Портал должен был привести его к истокам этого зла, никто больше не сможет повторить его путь, слишком трудна была дорога сюда, слишком много препятствий пришлось преодолеть. Если он не сумеет остановить темных слуг Аристарха — никто это не сможет сделать! Но, прежде чем думать о спасении мира, следовало найти выход из огненной ловушки, в которую он попал.

Если что-то кажется невозможным — надо лишь поверить в то, что это не так. Всегда есть выход. Всегда должен быть выход! — так учил его мудрый Адлер.

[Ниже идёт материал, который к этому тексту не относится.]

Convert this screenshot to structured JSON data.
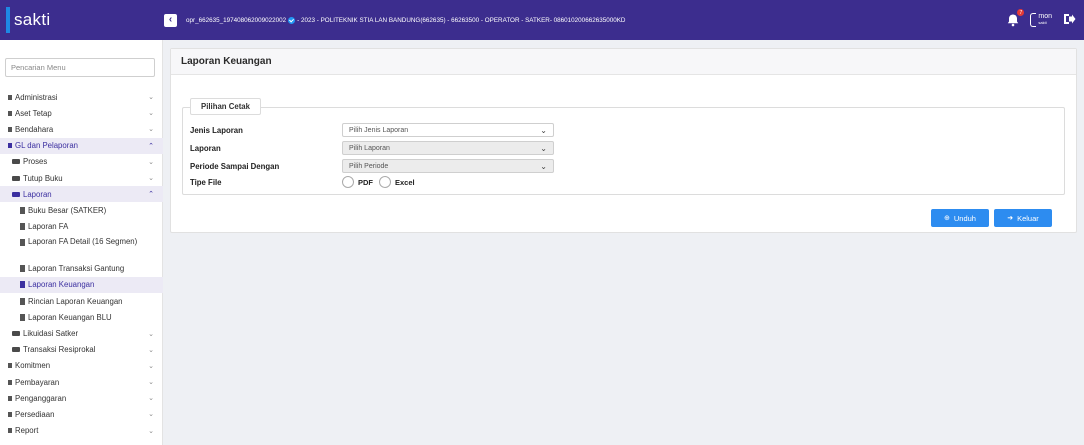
{
  "app": {
    "title": "sakti"
  },
  "topbar": {
    "session_left": "opr_662635_197408062009022002",
    "session_right": "- 2023 - POLITEKNIK STIA LAN BANDUNG(662635) - 66263500 - OPERATOR - SATKER- 086010200662635000KD",
    "notif_count": "7",
    "mon_logo_text": "mon",
    "mon_logo_sub": "sakti",
    "icons": {
      "toggle": "chevron-left-icon",
      "bell": "bell-icon",
      "logout": "logout-icon"
    }
  },
  "sidebar": {
    "search_placeholder": "Pencarian Menu",
    "items": [
      {
        "label": "Administrasi"
      },
      {
        "label": "Aset Tetap"
      },
      {
        "label": "Bendahara"
      },
      {
        "label": "GL dan Pelaporan"
      },
      {
        "label": "Proses"
      },
      {
        "label": "Tutup Buku"
      },
      {
        "label": "Laporan"
      },
      {
        "label": "Buku Besar (SATKER)"
      },
      {
        "label": "Laporan FA"
      },
      {
        "label": "Laporan FA Detail (16 Segmen)"
      },
      {
        "label": "Laporan Transaksi Gantung"
      },
      {
        "label": "Laporan Keuangan"
      },
      {
        "label": "Rincian Laporan Keuangan"
      },
      {
        "label": "Laporan Keuangan BLU"
      },
      {
        "label": "Likuidasi Satker"
      },
      {
        "label": "Transaksi Resiprokal"
      },
      {
        "label": "Komitmen"
      },
      {
        "label": "Pembayaran"
      },
      {
        "label": "Penganggaran"
      },
      {
        "label": "Persediaan"
      },
      {
        "label": "Report"
      }
    ]
  },
  "main": {
    "title": "Laporan Keuangan",
    "legend": "Pilihan Cetak",
    "fields": {
      "jenis": {
        "label": "Jenis Laporan",
        "value": "Pilih Jenis Laporan"
      },
      "laporan": {
        "label": "Laporan",
        "value": "Pilih Laporan"
      },
      "periode": {
        "label": "Periode Sampai Dengan",
        "value": "Pilih Periode"
      },
      "tipe": {
        "label": "Tipe File",
        "opt_pdf": "PDF",
        "opt_excel": "Excel"
      }
    },
    "buttons": {
      "unduh": "Unduh",
      "keluar": "Keluar"
    }
  },
  "colors": {
    "topbar": "#3c2d8e",
    "accent": "#2d8cf0",
    "active_menu": "#3b2fa0"
  }
}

Танаев повернулся к скале за своей спиной, пытаясь найти хотя бы малейший след портала, приведшего его сюда. Но на безликой каменной поверхности не было даже пятна. Если здесь и был портал — то он вел лишь сюда и теперь закрылся навсегда. Бессмысленно оглядываться назад, его путь лежит в противоположную сторону.

Танаев вновь повернулся к реке, подставляя свое лицо ее раскаленному дыханию.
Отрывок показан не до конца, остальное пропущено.